The Role of Trustees in Multi-Academy and Single-Academy Trusts
Trustees have an important role in single-academy trusts and multi-academy trusts (MATs). As their title suggests, trustees are a pillar of trust, helping guide the leadership team of an institution to academic excellence and business success.
What Is the Difference Between The Role of Governors and Trustees?
Trustees and governors have very different roles and challenges. The aims of governors and trustees are similar. Both represent challenging and rewarding positions that are great routes to progress a vocational leadership career, not to mention play a critical role in supporting educational institutions.
Generally speaking, trustees have a lot more pressure and responsibility since they govern in academy settings — including specific financial and legal duties. Governors, on the other hand, are responsible for singular schools and often sub-sets of responsibilities.
The concept of both a governor and trustee role is the same — to oversee an educational institution — explaining why they’re often talked about interchangeably. Below, we go into each role in more detail.
Despite its relation to the greater trustee role, being a governor is a big commitment that carries a unique responsibility in school settings. Governors help a school run effectively, acting as a critical friend to school leadership in shaping vision, advancing digital strategy and overseeing financial performance. Good governors will both challenge and support the school, ask difficult questions but help to find the right answers also.
It’s a general role but one that covers a lot of ground. As such, it’s one of the most important roles in a school. It asks you to be impartial, work with a governing board and understand an individual institution's needs. Some schools will choose to have governors who play an active role in the day-to-day business of the school, others will not
Trustees in single-academy and multi-academy trusts do similar things but on a larger scale. They’re responsible for the academy or multiple academies overseeing the trust's charitable objectives and the trust structure. Their responsibilities are enshrined in law and their roles are far more formal.
As with the role of a company director, trustees can appoint other trustees. Since trusts have the legal status of a company, trustees technically need to act as a charity trustee and a director, giving trustees a two-for-one. Trustees have more personal liability than governors and take on all the usual duties of an employer.
What Does a Trustee Do? List of Responsibilities
Naturally, there’s a long list of responsibilities trustees must carry out, many of which don’t cross over into the school governor role. These include:
- Making admissions arrangements, including setting a school’s oversubscription criteria
- Overseeing financial performance, including the submission of annual accounts and returns to Companies House and the Education Funding Agency
- Setting the strategic direction of the trust and overseeing its implementation, keeping senior leadership accountable for maintaining a trust’s vision and power structure
- Ensuring a trust is compliant with its charitable objectives, as well as company law that covers all aspects of employment law
- All governance competencies outlined in the Competency Framework for Governance, including educational improvement, data analysis and performance management
- All trustee responsibilities for trustees in England and Wales, including reducing risk, creating public benefit and ‘acting with reasonable skill and care’

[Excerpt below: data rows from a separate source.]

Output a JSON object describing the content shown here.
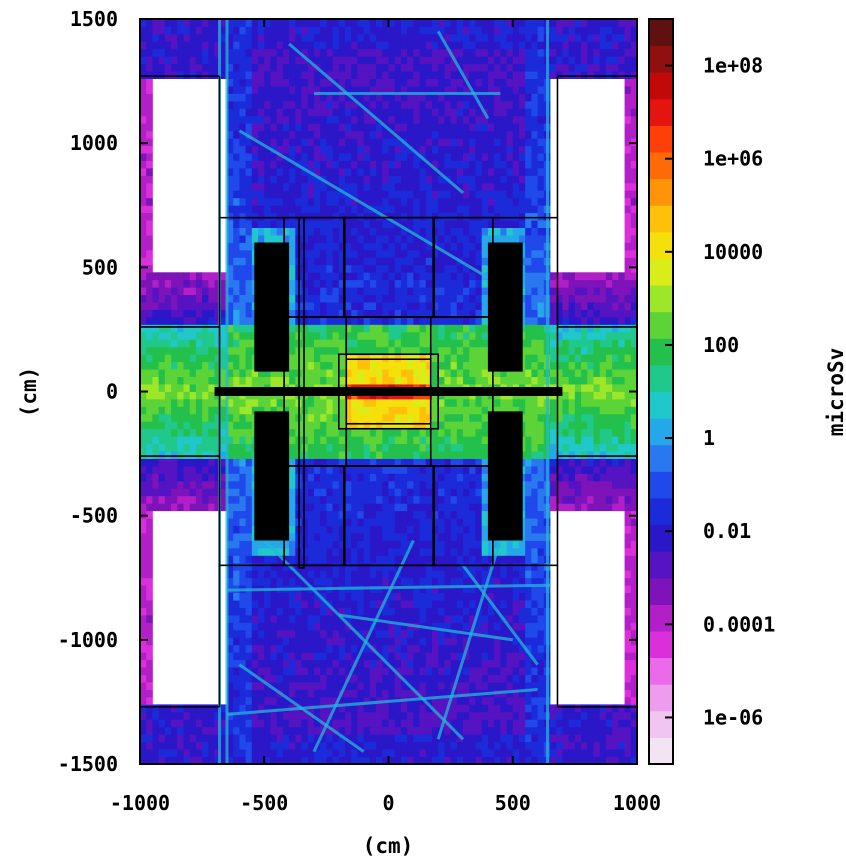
{
  "chart_data": {
    "type": "heatmap",
    "title": "",
    "xlabel": "(cm)",
    "ylabel": "(cm)",
    "xlim": [
      -1000,
      1000
    ],
    "ylim": [
      -1500,
      1500
    ],
    "x_ticks": [
      -1000,
      -500,
      0,
      500,
      1000
    ],
    "y_ticks": [
      1500,
      1000,
      500,
      0,
      -500,
      -1000,
      -1500
    ],
    "x_tick_labels": [
      "-1000",
      "-500",
      "0",
      "500",
      "1000"
    ],
    "y_tick_labels": [
      "1500",
      "1000",
      "500",
      "0",
      "-500",
      "-1000",
      "-1500"
    ],
    "log_scale_color": true,
    "colorbar": {
      "label": "microSv",
      "range": [
        1e-07,
        1000000000.0
      ],
      "tick_values": [
        100000000.0,
        1000000.0,
        10000,
        100,
        1,
        0.01,
        0.0001,
        1e-06
      ],
      "tick_labels": [
        "1e+08",
        "1e+06",
        "10000",
        "100",
        "1",
        "0.01",
        "0.0001",
        "1e-06"
      ]
    },
    "regions": [
      {
        "region": "beam line / central core (|x| < 150, |y| < 40)",
        "approx_dose_microSv": 10000000.0
      },
      {
        "region": "inner detector block (|x| < 180, |y| < 150)",
        "approx_dose_microSv": 10000.0
      },
      {
        "region": "corridor along beam axis (|y| < 260)",
        "approx_dose_microSv": 300
      },
      {
        "region": "outer detector volume",
        "approx_dose_microSv": 0.01
      },
      {
        "region": "corner areas (|x| > 650, |y| > 300)",
        "approx_dose_microSv": 1e-05
      }
    ],
    "grid": false
  }
}
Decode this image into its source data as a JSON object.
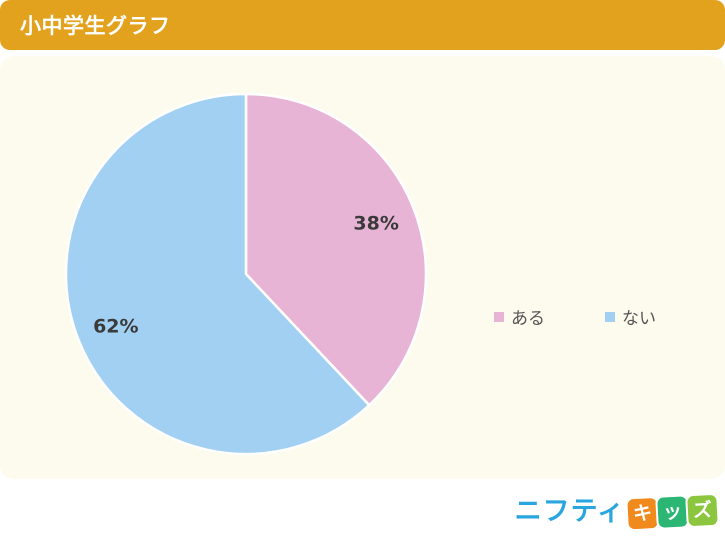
{
  "header": {
    "title": "小中学生グラフ"
  },
  "chart_data": {
    "type": "pie",
    "title": "",
    "categories": [
      "ある",
      "ない"
    ],
    "values": [
      38,
      62
    ],
    "unit": "%",
    "colors": [
      "#e8b4d6",
      "#a2d0f3"
    ],
    "legend_position": "right"
  },
  "brand": {
    "nifty": "ニフティ",
    "kids": [
      "キ",
      "ッ",
      "ズ"
    ],
    "kids_colors": [
      "#f08a1c",
      "#2bb673",
      "#8cc63f"
    ]
  }
}
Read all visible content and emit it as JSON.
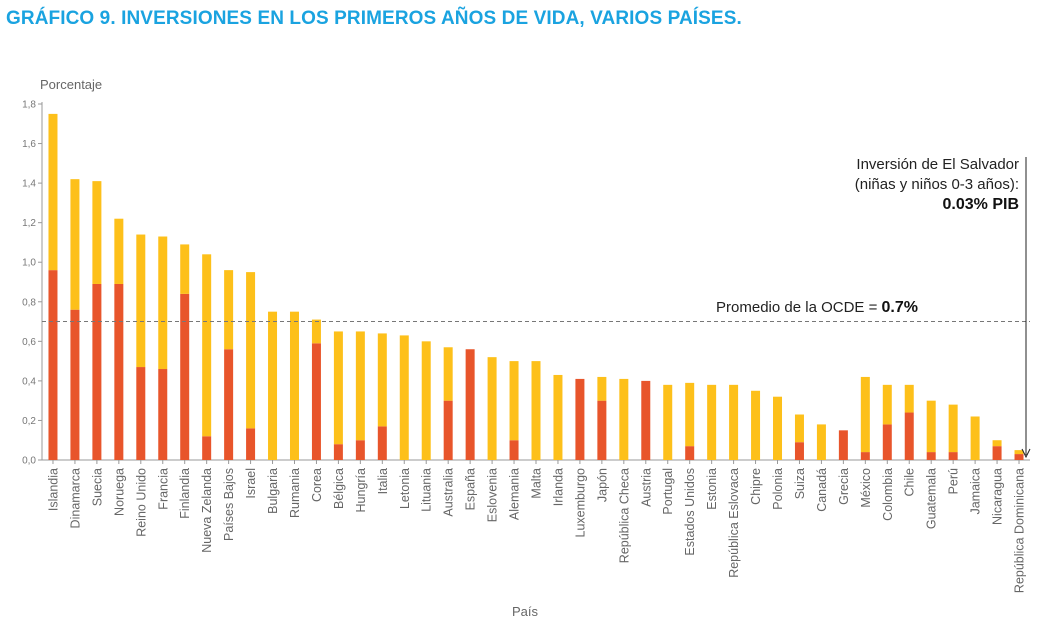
{
  "header": {
    "title": "GRÁFICO 9. INVERSIONES EN LOS PRIMEROS AÑOS DE VIDA, VARIOS PAÍSES."
  },
  "colors": {
    "title": "#1aa3e0",
    "lower": "#e8552b",
    "upper": "#fdc01a",
    "reference_line": "#777777"
  },
  "chart_data": {
    "type": "bar",
    "stacked": true,
    "ylabel": "Porcentaje",
    "xlabel": "País",
    "ylim": [
      0,
      1.8
    ],
    "yticks": [
      "0,0",
      "0,2",
      "0,4",
      "0,6",
      "0,8",
      "1,0",
      "1,2",
      "1,4",
      "1,6",
      "1,8"
    ],
    "grid": false,
    "categories": [
      "Islandia",
      "Dinamarca",
      "Suecia",
      "Noruega",
      "Reino Unido",
      "Francia",
      "Finlandia",
      "Nueva Zelanda",
      "Países Bajos",
      "Israel",
      "Bulgaria",
      "Rumania",
      "Corea",
      "Bélgica",
      "Hungría",
      "Italia",
      "Letonia",
      "Lituania",
      "Australia",
      "España",
      "Eslovenia",
      "Alemania",
      "Malta",
      "Irlanda",
      "Luxemburgo",
      "Japón",
      "República Checa",
      "Austria",
      "Portugal",
      "Estados Unidos",
      "Estonia",
      "República Eslovaca",
      "Chipre",
      "Polonia",
      "Suiza",
      "Canadá",
      "Grecia",
      "México",
      "Colombia",
      "Chile",
      "Guatemala",
      "Perú",
      "Jamaica",
      "Nicaragua",
      "República Dominicana"
    ],
    "series": [
      {
        "color": "#e8552b",
        "values": [
          0.96,
          0.76,
          0.89,
          0.89,
          0.47,
          0.46,
          0.84,
          0.12,
          0.56,
          0.16,
          0.0,
          0.0,
          0.59,
          0.08,
          0.1,
          0.17,
          0.0,
          0.0,
          0.3,
          0.56,
          0.0,
          0.1,
          0.0,
          0.0,
          0.41,
          0.3,
          0.0,
          0.4,
          0.0,
          0.07,
          0.0,
          0.0,
          0.0,
          0.0,
          0.09,
          0.0,
          0.15,
          0.04,
          0.18,
          0.24,
          0.04,
          0.04,
          0.0,
          0.07,
          0.03
        ]
      },
      {
        "color": "#fdc01a",
        "values": [
          0.79,
          0.66,
          0.52,
          0.33,
          0.67,
          0.67,
          0.25,
          0.92,
          0.4,
          0.79,
          0.75,
          0.75,
          0.12,
          0.57,
          0.55,
          0.47,
          0.63,
          0.6,
          0.27,
          0.0,
          0.52,
          0.4,
          0.5,
          0.43,
          0.0,
          0.12,
          0.41,
          0.0,
          0.38,
          0.32,
          0.38,
          0.38,
          0.35,
          0.32,
          0.14,
          0.18,
          0.0,
          0.38,
          0.2,
          0.14,
          0.26,
          0.24,
          0.22,
          0.03,
          0.02
        ]
      }
    ],
    "reference_line": {
      "value": 0.7,
      "label_prefix": "Promedio de la OCDE = ",
      "label_value": "0.7%"
    },
    "annotation": {
      "line1": "Inversión de El Salvador",
      "line2": "(niñas y niños 0-3 años):",
      "value": "0.03% PIB"
    }
  }
}
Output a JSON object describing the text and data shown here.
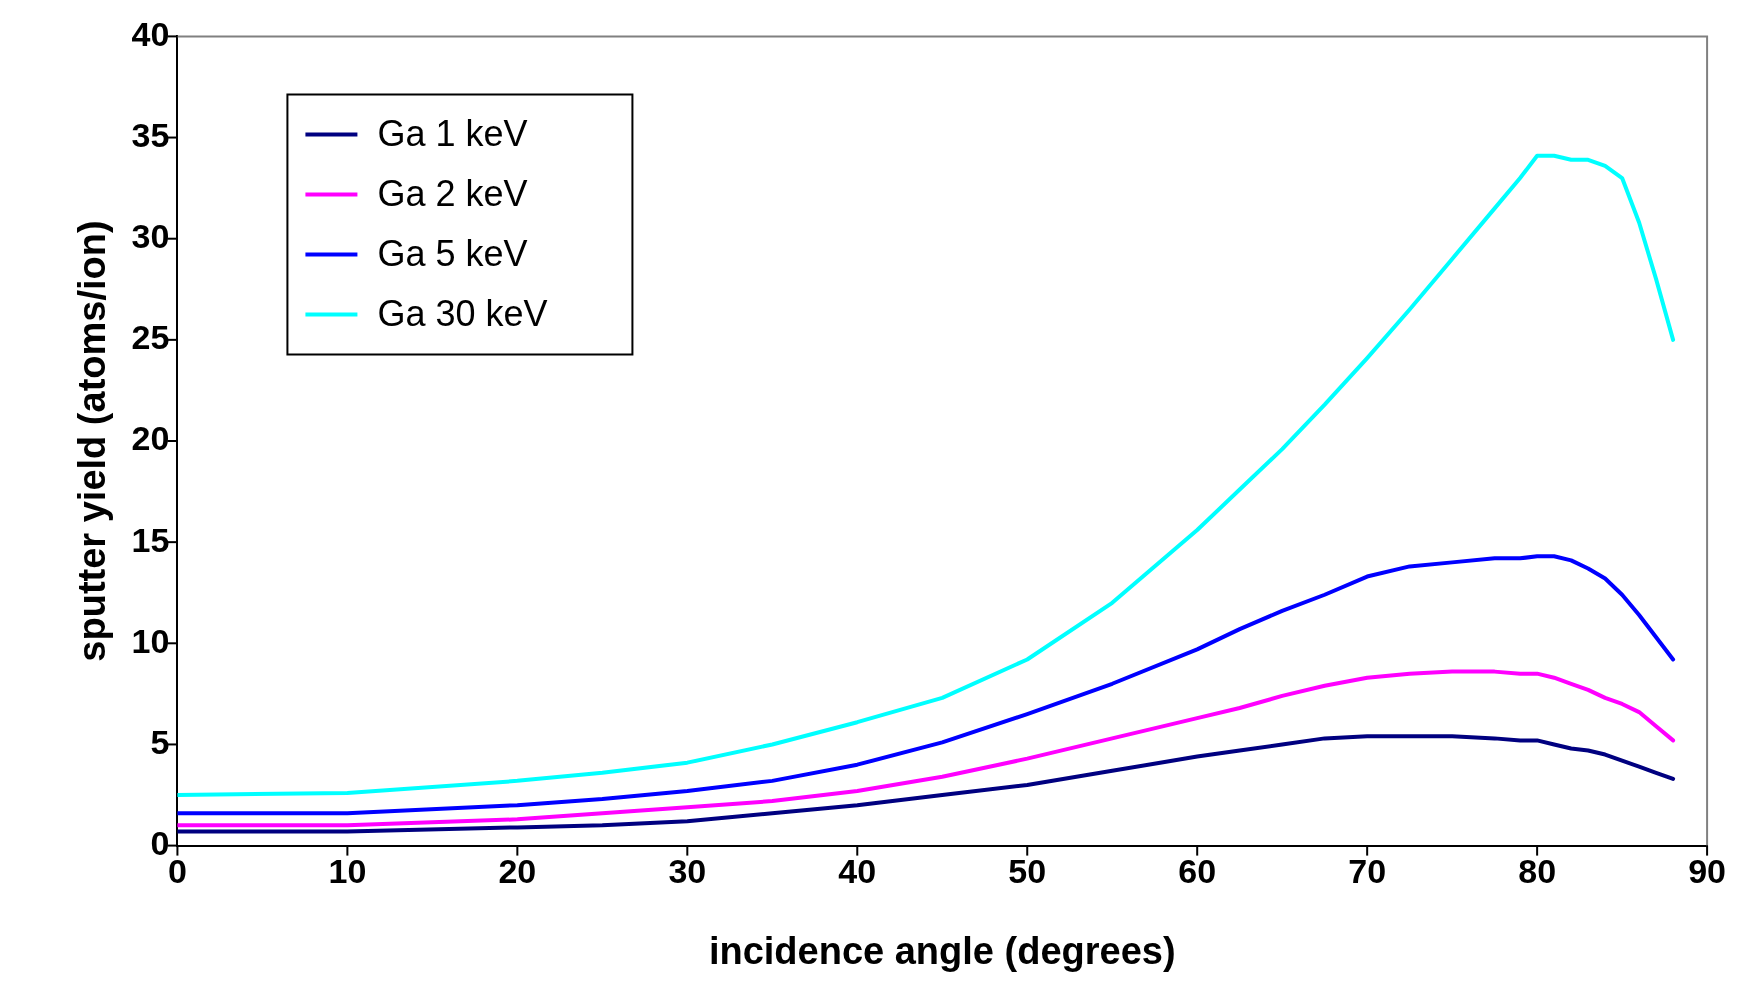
{
  "chart_data": {
    "type": "line",
    "xlabel": "incidence angle (degrees)",
    "ylabel": "sputter yield (atoms/ion)",
    "xlim": [
      0,
      90
    ],
    "xticks": [
      0,
      10,
      20,
      30,
      40,
      50,
      60,
      70,
      80,
      90
    ],
    "ylim": [
      0,
      40
    ],
    "yticks": [
      0,
      5,
      10,
      15,
      20,
      25,
      30,
      35,
      40
    ],
    "grid": false,
    "legend": "top left",
    "marker": "none",
    "line_style": "solid",
    "x": [
      0,
      10,
      20,
      25,
      30,
      35,
      40,
      45,
      50,
      55,
      60,
      62.5,
      65,
      67.5,
      70,
      72.5,
      75,
      77.5,
      79,
      80,
      81,
      82,
      83,
      84,
      85,
      86,
      87,
      88
    ],
    "series": [
      {
        "name": "Ga 1 keV",
        "color": "#000080",
        "values": [
          0.7,
          0.7,
          0.9,
          1.0,
          1.2,
          1.6,
          2.0,
          2.5,
          3.0,
          3.7,
          4.4,
          4.7,
          5.0,
          5.3,
          5.4,
          5.4,
          5.4,
          5.3,
          5.2,
          5.2,
          5.0,
          4.8,
          4.7,
          4.5,
          4.2,
          3.9,
          3.6,
          3.3
        ]
      },
      {
        "name": "Ga 2 keV",
        "color": "#ff00ff",
        "values": [
          1.0,
          1.0,
          1.3,
          1.6,
          1.9,
          2.2,
          2.7,
          3.4,
          4.3,
          5.3,
          6.3,
          6.8,
          7.4,
          7.9,
          8.3,
          8.5,
          8.6,
          8.6,
          8.5,
          8.5,
          8.3,
          8.0,
          7.7,
          7.3,
          7.0,
          6.6,
          5.9,
          5.2
        ]
      },
      {
        "name": "Ga 5 keV",
        "color": "#0000ff",
        "values": [
          1.6,
          1.6,
          2.0,
          2.3,
          2.7,
          3.2,
          4.0,
          5.1,
          6.5,
          8.0,
          9.7,
          10.7,
          11.6,
          12.4,
          13.3,
          13.8,
          14.0,
          14.2,
          14.2,
          14.3,
          14.3,
          14.1,
          13.7,
          13.2,
          12.4,
          11.4,
          10.3,
          9.2
        ]
      },
      {
        "name": "Ga 30 keV",
        "color": "#00ffff",
        "values": [
          2.5,
          2.6,
          3.2,
          3.6,
          4.1,
          5.0,
          6.1,
          7.3,
          9.2,
          12.0,
          15.6,
          17.6,
          19.6,
          21.8,
          24.1,
          26.5,
          29.0,
          31.5,
          33.0,
          34.1,
          34.1,
          33.9,
          33.9,
          33.6,
          33.0,
          30.8,
          28.0,
          25.0
        ]
      }
    ]
  }
}
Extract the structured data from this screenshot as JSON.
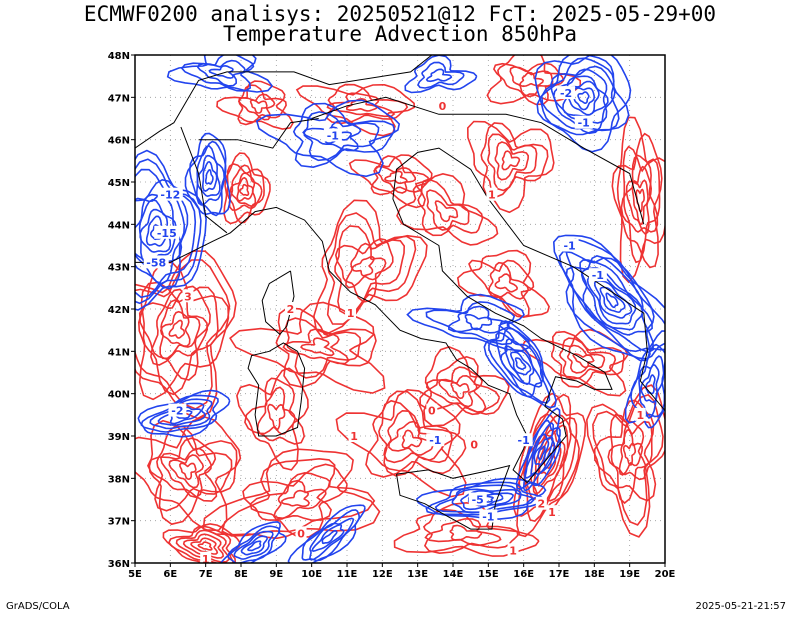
{
  "header": {
    "title_line1": "ECMWF0200 analisys: 20250521@12 FcT: 2025-05-29+00",
    "title_line2": "Temperature Advection 850hPa"
  },
  "footer": {
    "left": "GrADS/COLA",
    "right": "2025-05-21-21:57"
  },
  "axes": {
    "lon_labels": [
      "5E",
      "6E",
      "7E",
      "8E",
      "9E",
      "10E",
      "11E",
      "12E",
      "13E",
      "14E",
      "15E",
      "16E",
      "17E",
      "18E",
      "19E",
      "20E"
    ],
    "lat_labels": [
      "48N",
      "47N",
      "46N",
      "45N",
      "44N",
      "43N",
      "42N",
      "41N",
      "40N",
      "39N",
      "38N",
      "37N",
      "36N"
    ],
    "lon_range": [
      5,
      20
    ],
    "lat_range": [
      36,
      48
    ],
    "grid": "dotted"
  },
  "colors": {
    "warm_advection": "#ee3333",
    "cold_advection": "#2244ee",
    "coastline": "#000000",
    "frame": "#000000"
  },
  "contour_labels": [
    {
      "text": "-15",
      "lon": 5.9,
      "lat": 43.8,
      "color": "cold"
    },
    {
      "text": "-58",
      "lon": 5.6,
      "lat": 43.1,
      "color": "cold"
    },
    {
      "text": "-12",
      "lon": 6.0,
      "lat": 44.7,
      "color": "cold"
    },
    {
      "text": "-1",
      "lon": 17.3,
      "lat": 43.5,
      "color": "cold"
    },
    {
      "text": "-5",
      "lon": 14.7,
      "lat": 37.5,
      "color": "cold"
    },
    {
      "text": "-1",
      "lon": 15.0,
      "lat": 37.1,
      "color": "cold"
    },
    {
      "text": "-1",
      "lon": 16.0,
      "lat": 38.9,
      "color": "cold"
    },
    {
      "text": "-1",
      "lon": 10.6,
      "lat": 46.1,
      "color": "cold"
    },
    {
      "text": "-1",
      "lon": 17.7,
      "lat": 46.4,
      "color": "cold"
    },
    {
      "text": "-2",
      "lon": 17.2,
      "lat": 47.1,
      "color": "cold"
    },
    {
      "text": "-1",
      "lon": 18.1,
      "lat": 42.8,
      "color": "cold"
    },
    {
      "text": "-2",
      "lon": 6.2,
      "lat": 39.6,
      "color": "cold"
    },
    {
      "text": "-1",
      "lon": 13.5,
      "lat": 38.9,
      "color": "cold"
    },
    {
      "text": "1",
      "lon": 11.1,
      "lat": 41.9,
      "color": "warm"
    },
    {
      "text": "0",
      "lon": 13.4,
      "lat": 39.6,
      "color": "warm"
    },
    {
      "text": "1",
      "lon": 11.2,
      "lat": 39.0,
      "color": "warm"
    },
    {
      "text": "2",
      "lon": 9.4,
      "lat": 42.0,
      "color": "warm"
    },
    {
      "text": "3",
      "lon": 6.5,
      "lat": 42.3,
      "color": "warm"
    },
    {
      "text": "1",
      "lon": 16.8,
      "lat": 37.2,
      "color": "warm"
    },
    {
      "text": "2",
      "lon": 16.5,
      "lat": 37.4,
      "color": "warm"
    },
    {
      "text": "1",
      "lon": 19.3,
      "lat": 39.5,
      "color": "warm"
    },
    {
      "text": "0",
      "lon": 14.6,
      "lat": 38.8,
      "color": "warm"
    },
    {
      "text": "1",
      "lon": 15.7,
      "lat": 36.3,
      "color": "warm"
    },
    {
      "text": "1",
      "lon": 7.0,
      "lat": 36.1,
      "color": "warm"
    },
    {
      "text": "0",
      "lon": 9.7,
      "lat": 36.7,
      "color": "warm"
    },
    {
      "text": "1",
      "lon": 15.1,
      "lat": 44.7,
      "color": "warm"
    },
    {
      "text": "0",
      "lon": 13.7,
      "lat": 46.8,
      "color": "warm"
    }
  ]
}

- All the general duties of a UK company director, including using independent judgement, avoiding conflict of interest and protecting company property
Remember, this isn’t an exhaustive list. Being an academy trustee is a multi-faceted role, calling for you to have a hand in HR, finance, legal, marketing and operations. The above gives you an overview of what a trustee can expect to be responsible for, including governance, trustee and director duties.
Becoming a Trustee: What Does It Take?
Despite their differences, becoming a trustee and a school governor isn’t dissimilar. On paper, anyone can become a trustee — or a governor — with no official requirements for the role. Depending on the school may result in different governors or trustees. For example, faith based schools may have local religious representatives.
However, it’s clear trustees will need to have a good understanding of the challenges the MAT faces, as well as analytical, leadership and financial skills to succeed in the role.
A board of trustees will benefit from a diverse skill set with leaders who are specialists in various areas. So, there’s no one way to become a trustee. However, it’s essential to understand what the job entails, including the enormous personal liability attached to the role and a passion to make a difference.